In a previous blog post, we created and configured an external viewer using the Alma delivery service. In that example, the content was delivered directly by Alma to the client. However, FlowPaper requires access to the content server-side in order to perform pre-processing, so we’ll need a different approach for this viewer.

Solution Overview

FlowPaper provides an example PHP application for publishing content which is sufficient for our purposes. We’ll need to add a PHP script which receives a representation ID and uses the Alma REST API and the AWS PHP SDK to download the file for processing. The solution flow is outlined in the flowchart below:

Pre-Processing Script

Our pre-processing script receives the representation ID in the querystring and uses the Retrieve BIBs API to retrieve the BIB record from the representation ID. We then call the Get Files API to retrieve a list of the representation’s files and take the path parameter of the first file. Assuming we haven’t already downloaded the file, we use the getObject method of the S3 SDK to download the file to a temporary directory. Once the file has been downloaded, we can redirect to the FlowPaper viewer script and include the file path as a querystring parameter.

Deployment

We need to deploy our solution to a web host to make it publically available. For our example, we’ll deploy to the Heroku platform-as-a-service. Our solution requires some prerequisites including required image libraries and PDF tools, and the PHP code libraries for the FlowPaper example and the AWS SDK. So we’ll ease deployment by preparing a Docker image.

Docker

There are many great introductions to Docker containers on the web. Docker allows us to create an image with all of the prerequisites installed, the filesystem properly configured, and the necessary environment variables available.
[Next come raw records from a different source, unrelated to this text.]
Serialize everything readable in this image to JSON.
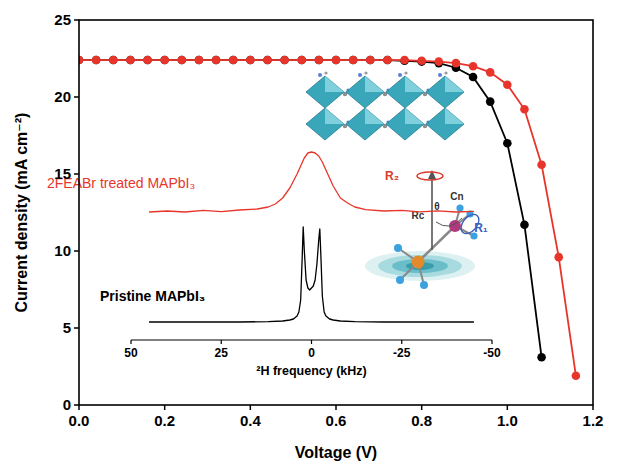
{
  "chart_data": [
    {
      "type": "line",
      "x_label": "Voltage (V)",
      "y_label": "Current density (mA cm⁻²)",
      "xlim": [
        0,
        1.2
      ],
      "ylim": [
        0,
        25
      ],
      "xticks": [
        {
          "value": 0,
          "label": "0.0"
        },
        0.2,
        0.4,
        0.6,
        0.8,
        {
          "value": 1,
          "label": "1.0"
        },
        1.2
      ],
      "yticks": [
        0,
        5,
        10,
        15,
        20,
        25
      ],
      "marker": "circle",
      "series": [
        {
          "color": "#000000",
          "x": [
            0,
            0.04,
            0.08,
            0.12,
            0.16,
            0.2,
            0.24,
            0.28,
            0.32,
            0.36,
            0.4,
            0.44,
            0.48,
            0.52,
            0.56,
            0.6,
            0.64,
            0.68,
            0.72,
            0.76,
            0.8,
            0.84,
            0.88,
            0.92,
            0.96,
            1.0,
            1.04,
            1.08
          ],
          "values": [
            22.4,
            22.4,
            22.4,
            22.4,
            22.4,
            22.4,
            22.4,
            22.4,
            22.4,
            22.4,
            22.4,
            22.4,
            22.4,
            22.4,
            22.4,
            22.4,
            22.4,
            22.4,
            22.4,
            22.35,
            22.3,
            22.2,
            21.9,
            21.3,
            19.7,
            17.0,
            11.7,
            3.1
          ]
        },
        {
          "color": "#e8352b",
          "x": [
            0,
            0.04,
            0.08,
            0.12,
            0.16,
            0.2,
            0.24,
            0.28,
            0.32,
            0.36,
            0.4,
            0.44,
            0.48,
            0.52,
            0.56,
            0.6,
            0.64,
            0.68,
            0.72,
            0.76,
            0.8,
            0.84,
            0.88,
            0.92,
            0.96,
            1.0,
            1.04,
            1.08,
            1.12,
            1.16
          ],
          "values": [
            22.4,
            22.4,
            22.4,
            22.4,
            22.4,
            22.4,
            22.4,
            22.4,
            22.4,
            22.4,
            22.4,
            22.4,
            22.4,
            22.4,
            22.4,
            22.4,
            22.4,
            22.4,
            22.4,
            22.4,
            22.35,
            22.3,
            22.2,
            22.0,
            21.6,
            20.8,
            19.2,
            15.6,
            9.6,
            1.9
          ]
        }
      ]
    },
    {
      "type": "line",
      "x_label": "²H frequency (kHz)",
      "xlim": [
        50,
        -50
      ],
      "ylim": [
        0,
        1
      ],
      "xticks": [
        50,
        25,
        0,
        -25,
        -50
      ],
      "tick_labels": "x",
      "series": [
        {
          "name": "2FEABr treated MAPbI₃",
          "color": "#e8352b",
          "x": [
            45,
            40,
            35,
            30,
            25,
            20,
            15,
            12,
            10,
            8,
            6,
            4,
            3,
            2,
            1,
            0,
            -1,
            -2,
            -3,
            -4,
            -6,
            -8,
            -10,
            -12,
            -15,
            -20,
            -25,
            -30,
            -35,
            -40,
            -45
          ],
          "values": [
            0.64,
            0.645,
            0.64,
            0.648,
            0.642,
            0.65,
            0.655,
            0.665,
            0.68,
            0.71,
            0.76,
            0.83,
            0.87,
            0.91,
            0.935,
            0.94,
            0.935,
            0.92,
            0.89,
            0.85,
            0.77,
            0.71,
            0.685,
            0.665,
            0.652,
            0.645,
            0.648,
            0.641,
            0.646,
            0.64,
            0.643
          ]
        },
        {
          "name": "Pristine MAPbI₃",
          "color": "#000000",
          "x": [
            45,
            30,
            20,
            12,
            8,
            6,
            5,
            4,
            3.5,
            3,
            2.6,
            2.3,
            2,
            1.5,
            1,
            0.5,
            0,
            -0.5,
            -1,
            -1.5,
            -2,
            -2.3,
            -2.6,
            -3,
            -3.5,
            -4,
            -5,
            -6,
            -8,
            -12,
            -20,
            -30,
            -45
          ],
          "values": [
            0.09,
            0.09,
            0.09,
            0.092,
            0.095,
            0.1,
            0.105,
            0.12,
            0.14,
            0.2,
            0.4,
            0.565,
            0.45,
            0.3,
            0.26,
            0.25,
            0.26,
            0.27,
            0.3,
            0.38,
            0.5,
            0.555,
            0.42,
            0.22,
            0.14,
            0.12,
            0.105,
            0.1,
            0.095,
            0.092,
            0.09,
            0.09,
            0.09
          ]
        }
      ],
      "annotations": [
        "R₂",
        "Rc",
        "θ",
        "Cn",
        "R₁"
      ]
    }
  ]
}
We want to add the minimum code required to deploy our Docker container, so we’ll start with a base image which runs PHP and a web server optimized for deployment in Heroku. In our Dockerfile, we’ll do the following:

  • Install the prerequisites for working with Flowpaper
  • Download and deploy the AWS PHP SDK
  • Download and deploy the FlowPaper demo
  • Copy the custom pre-processing script and the FlowPaper configuration file

Environment Variables

Our application relies on environment variables which must be available during runtime. The environment variables are as follows:

  • ALMA_API_KEY: An API key which has read permissions on the BIB APIs
  • AWS_ACCESS_KEY_ID & AWS_SECRET_ACCESS_KEY: These are used by the AWS SDK to access our files in S3 storage. These values can be retrieved in the Alma digital storage configuration.

When we create our application in Heroku we must be sure to set these environment variables. In addition, our Dockerfile contains a command which changes the PHP configuration to allow access to our environment variables during runtime.

Configuration in Alma

If we want our viewer to be available as an option in the viewer services in Alma, we can configure it as a custom viewer service.

 

Note that if we want to disallow access to the original PDF file (to control printing and saving, for example), we can set access rights accordingly. In that case, the viewer services will show that access is not allowed so we’ll need an alternative way to direct users to our viewer.

Summary

When we put it all together, we are able to display our PDF content stored in Alma using a custom PDF viewer, benefiting from additional features and consistent user experience:

 

Of course, this example can be extended in many ways, including adding handling for multiple files, setting the desired configuration for the viewer, and implementing a customized design for the viewer page.

The code for this article is available in this Github repository, and an example running on Heroku is available here.